Los concellos toman medidas contra los esqueletos y las casas inacabadas

La nueva Lei do Solo pretende erradicar edificios que quedaron a medio construir


Ferrol

La nueva Lei do Solo de Galicia, que entró en vigor el pasado mes de marzo, pretende poner fin al llamado feísmo, un fenómeno que no es nuevo, porque siempre hubo casas con el ladrillo al aire o sin pintar, pero que se ha acrecentado con la crisis de la construcción, que dejó tras de sí esqueletos de hormigón jalonando la geografía gallega. La normativa gallega pone en manos de los concellos la labor de controlar y sancionar los incumplimientos en la materia, e incluso la obligación de hacer frente a las obras o demoliciones que resulten necesarias, en el caso de que los propietarios no atiendan los requerimientos.

En Narón hay construcciones abandonadas y también casas sin rematar.
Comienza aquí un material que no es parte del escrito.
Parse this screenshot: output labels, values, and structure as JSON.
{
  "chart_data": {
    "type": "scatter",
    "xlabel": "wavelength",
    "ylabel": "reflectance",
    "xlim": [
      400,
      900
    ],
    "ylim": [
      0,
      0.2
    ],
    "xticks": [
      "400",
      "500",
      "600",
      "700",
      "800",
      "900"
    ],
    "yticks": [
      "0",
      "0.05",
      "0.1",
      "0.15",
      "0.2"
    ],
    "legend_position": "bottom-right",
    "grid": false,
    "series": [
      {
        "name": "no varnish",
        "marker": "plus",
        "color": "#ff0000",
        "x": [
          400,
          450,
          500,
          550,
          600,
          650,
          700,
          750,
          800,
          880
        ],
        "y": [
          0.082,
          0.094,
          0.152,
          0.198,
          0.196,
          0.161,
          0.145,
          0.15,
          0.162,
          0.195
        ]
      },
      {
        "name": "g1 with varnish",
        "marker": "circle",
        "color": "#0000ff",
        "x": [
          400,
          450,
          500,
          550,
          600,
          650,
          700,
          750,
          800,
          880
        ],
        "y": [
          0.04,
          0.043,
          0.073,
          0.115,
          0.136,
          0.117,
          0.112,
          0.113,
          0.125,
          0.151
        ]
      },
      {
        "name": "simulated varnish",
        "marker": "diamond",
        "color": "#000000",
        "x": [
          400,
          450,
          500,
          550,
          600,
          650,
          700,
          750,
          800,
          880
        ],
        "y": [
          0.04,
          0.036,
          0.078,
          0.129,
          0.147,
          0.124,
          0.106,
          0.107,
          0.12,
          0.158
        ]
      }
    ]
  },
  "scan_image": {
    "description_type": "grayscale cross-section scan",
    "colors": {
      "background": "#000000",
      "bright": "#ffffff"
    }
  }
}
Las primeras son las más llamativas, como es el caso del armazón de un edificio de varias plantas ubicado en Piñeiros, que está en stand by desde hace más de diez años, o los siete chalés a medio terminar situados en la parroquia de Castro, cuya licencia fue concedida en 2006 y la mayoría de los cuales está ahora en manos del llamado banco malo.

También hay construcciones inacabadas en las viviendas de Profeco, en Piñeiros, si bien, según informó el alcalde, Xosé Manuel Blanco Suárez, hace poco han presentado un proyecto de reforma para dar continuidad a la obra.
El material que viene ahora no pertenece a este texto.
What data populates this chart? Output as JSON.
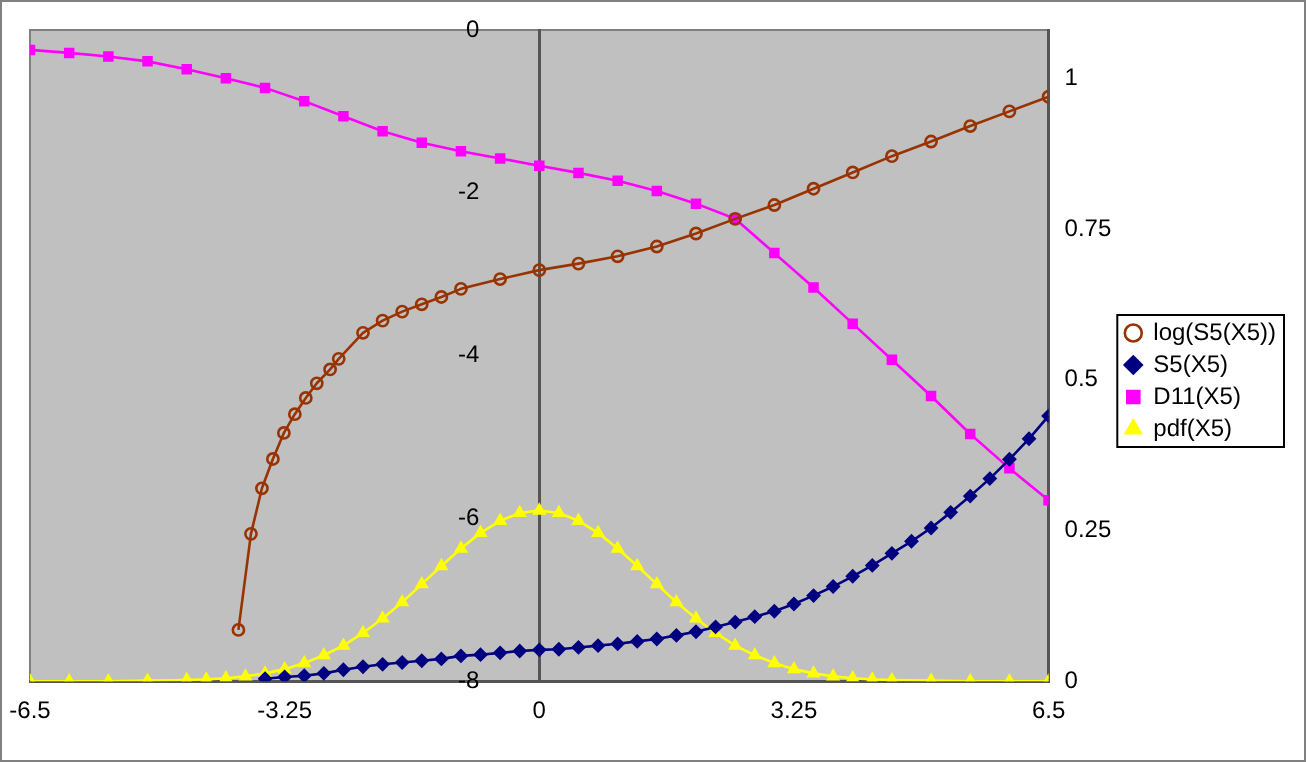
{
  "chart_data": {
    "type": "line",
    "xlim": [
      -6.5,
      6.5
    ],
    "xticks": [
      -6.5,
      -3.25,
      0,
      3.25,
      6.5
    ],
    "ylim": [
      -8,
      0
    ],
    "yticks": [
      -8,
      -6,
      -4,
      -2,
      0
    ],
    "y2lim": [
      0,
      1.08
    ],
    "y2ticks": [
      0,
      0.25,
      0.5,
      0.75,
      1
    ],
    "grid": false,
    "legend": "right",
    "line_style": "solid",
    "series": [
      {
        "name": "log(S5(X5))",
        "color": "#993300",
        "marker": "circle",
        "axis": "y",
        "x": [
          -3.84,
          -3.68,
          -3.54,
          -3.4,
          -3.26,
          -3.12,
          -2.98,
          -2.84,
          -2.67,
          -2.56,
          -2.25,
          -2,
          -1.75,
          -1.5,
          -1.25,
          -1,
          -0.5,
          0,
          0.5,
          1,
          1.5,
          2,
          2.5,
          3,
          3.5,
          4,
          4.5,
          5,
          5.5,
          6,
          6.5
        ],
        "values": [
          -7.37,
          -6.19,
          -5.63,
          -5.27,
          -4.95,
          -4.72,
          -4.52,
          -4.34,
          -4.17,
          -4.04,
          -3.72,
          -3.57,
          -3.46,
          -3.37,
          -3.28,
          -3.18,
          -3.06,
          -2.95,
          -2.87,
          -2.78,
          -2.66,
          -2.5,
          -2.32,
          -2.15,
          -1.95,
          -1.75,
          -1.55,
          -1.37,
          -1.18,
          -1.0,
          -0.82
        ]
      },
      {
        "name": "S5(X5)",
        "color": "#000080",
        "marker": "diamond",
        "axis": "y2",
        "x": [
          -3.5,
          -3.25,
          -3,
          -2.75,
          -2.5,
          -2.25,
          -2,
          -1.75,
          -1.5,
          -1.25,
          -1,
          -0.75,
          -0.5,
          -0.25,
          0,
          0.25,
          0.5,
          0.75,
          1,
          1.25,
          1.5,
          1.75,
          2,
          2.25,
          2.5,
          2.75,
          3,
          3.25,
          3.5,
          3.75,
          4,
          4.25,
          4.5,
          4.75,
          5,
          5.25,
          5.5,
          5.75,
          6,
          6.25,
          6.5
        ],
        "values": [
          0.004,
          0.007,
          0.009,
          0.013,
          0.019,
          0.024,
          0.028,
          0.031,
          0.034,
          0.037,
          0.042,
          0.044,
          0.047,
          0.05,
          0.052,
          0.053,
          0.056,
          0.059,
          0.062,
          0.066,
          0.07,
          0.076,
          0.082,
          0.09,
          0.098,
          0.107,
          0.116,
          0.128,
          0.142,
          0.157,
          0.174,
          0.192,
          0.212,
          0.232,
          0.254,
          0.28,
          0.307,
          0.336,
          0.368,
          0.402,
          0.44
        ]
      },
      {
        "name": "D11(X5)",
        "color": "#ff00ff",
        "marker": "square",
        "axis": "y2",
        "x": [
          -6.5,
          -6,
          -5.5,
          -5,
          -4.5,
          -4,
          -3.5,
          -3,
          -2.5,
          -2,
          -1.5,
          -1,
          -0.5,
          0,
          0.5,
          1,
          1.5,
          2,
          2.5,
          3,
          3.5,
          4,
          4.5,
          5,
          5.5,
          6,
          6.5
        ],
        "values": [
          1.047,
          1.042,
          1.036,
          1.028,
          1.015,
          1.0,
          0.984,
          0.962,
          0.937,
          0.912,
          0.893,
          0.879,
          0.867,
          0.855,
          0.843,
          0.83,
          0.813,
          0.792,
          0.767,
          0.71,
          0.653,
          0.593,
          0.533,
          0.473,
          0.41,
          0.353,
          0.3
        ]
      },
      {
        "name": "pdf(X5)",
        "color": "#ffff00",
        "marker": "triangle",
        "axis": "y2",
        "x": [
          -6.5,
          -6,
          -5.5,
          -5,
          -4.5,
          -4.25,
          -4,
          -3.75,
          -3.5,
          -3.25,
          -3,
          -2.75,
          -2.5,
          -2.25,
          -2,
          -1.75,
          -1.5,
          -1.25,
          -1,
          -0.75,
          -0.5,
          -0.25,
          0,
          0.25,
          0.5,
          0.75,
          1,
          1.25,
          1.5,
          1.75,
          2,
          2.25,
          2.5,
          2.75,
          3,
          3.25,
          3.5,
          3.75,
          4,
          4.25,
          4.5,
          5,
          5.5,
          6,
          6.5
        ],
        "values": [
          0,
          0,
          0,
          0.001,
          0.002,
          0.003,
          0.005,
          0.008,
          0.013,
          0.02,
          0.03,
          0.043,
          0.059,
          0.08,
          0.104,
          0.131,
          0.161,
          0.191,
          0.22,
          0.246,
          0.266,
          0.279,
          0.283,
          0.279,
          0.266,
          0.246,
          0.22,
          0.191,
          0.161,
          0.131,
          0.104,
          0.08,
          0.059,
          0.043,
          0.03,
          0.02,
          0.013,
          0.008,
          0.005,
          0.003,
          0.002,
          0.001,
          0,
          0,
          0
        ]
      }
    ]
  }
}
En Valdoviño también se pueden ver algunos esqueletos de hormigón. Los más visibles corresponden a un grupo de chalés de una cooperativa de trabajadores de Navantia que quedaron a medio construir entre Pantín y Vilarrube.

En Mugardos también sigue en pie la estructura de un edificio de cuatro plantas en la avenida Bello Piñeiro, en este caso la obra fue paralizada por tener una altura demás. En la misma vía hay una vivienda unifamiliar en estructura y otra en O Segaño.

En Fene hay un esqueleto de hormigón de varias plantas en la avenida Naturais, en pleno casco urbano.

Algunos concellos ya tienen a la Policía Local trabajando en la relación de construcciones que están a medias, como es el caso de Narón y Mugardos.

El regidor naronés explicó que cuando se disponga del listado completo se notificará a los propietarios que tienen que concluir las obras y, si no atienden el requerimiento, se comenzará a aplicar las sanciones. Si tampoco así responden, y a pesar de tratarse de un tema complicado, será el concello el que tenga que hacer frente a la ejecución subsidiaria, acometiendo las obras o, en su caso, el derribo, cargando los costes a la propiedad.

En Mugardos son los agentes municipales los encargados de realizar la relación de viviendas que tienen que ajustarse a la nueva Lei do Solo.

Por lo que respecta a Ferrol, la concejala de Urbanismo, María Fernández Lemos, señaló que el equipo de disciplina urbanística es el que se encarga de ese nuevo cometido y que, a pesar de que esta ciudad no se caracteriza por tener obras inacabadas, las situaciones puntuales que van surgiendo se tratan de solventar con la apertura de expedientes de caducidad de la licencia. Según Fernández Lemos, por el momento no se han iniciado los expedientes ordenando la conclusión de obras, porque disponen de una plantilla reducida, que trabaja en base a prioridades, atendiendo las denuncias y las situaciones que suponen un riesgo.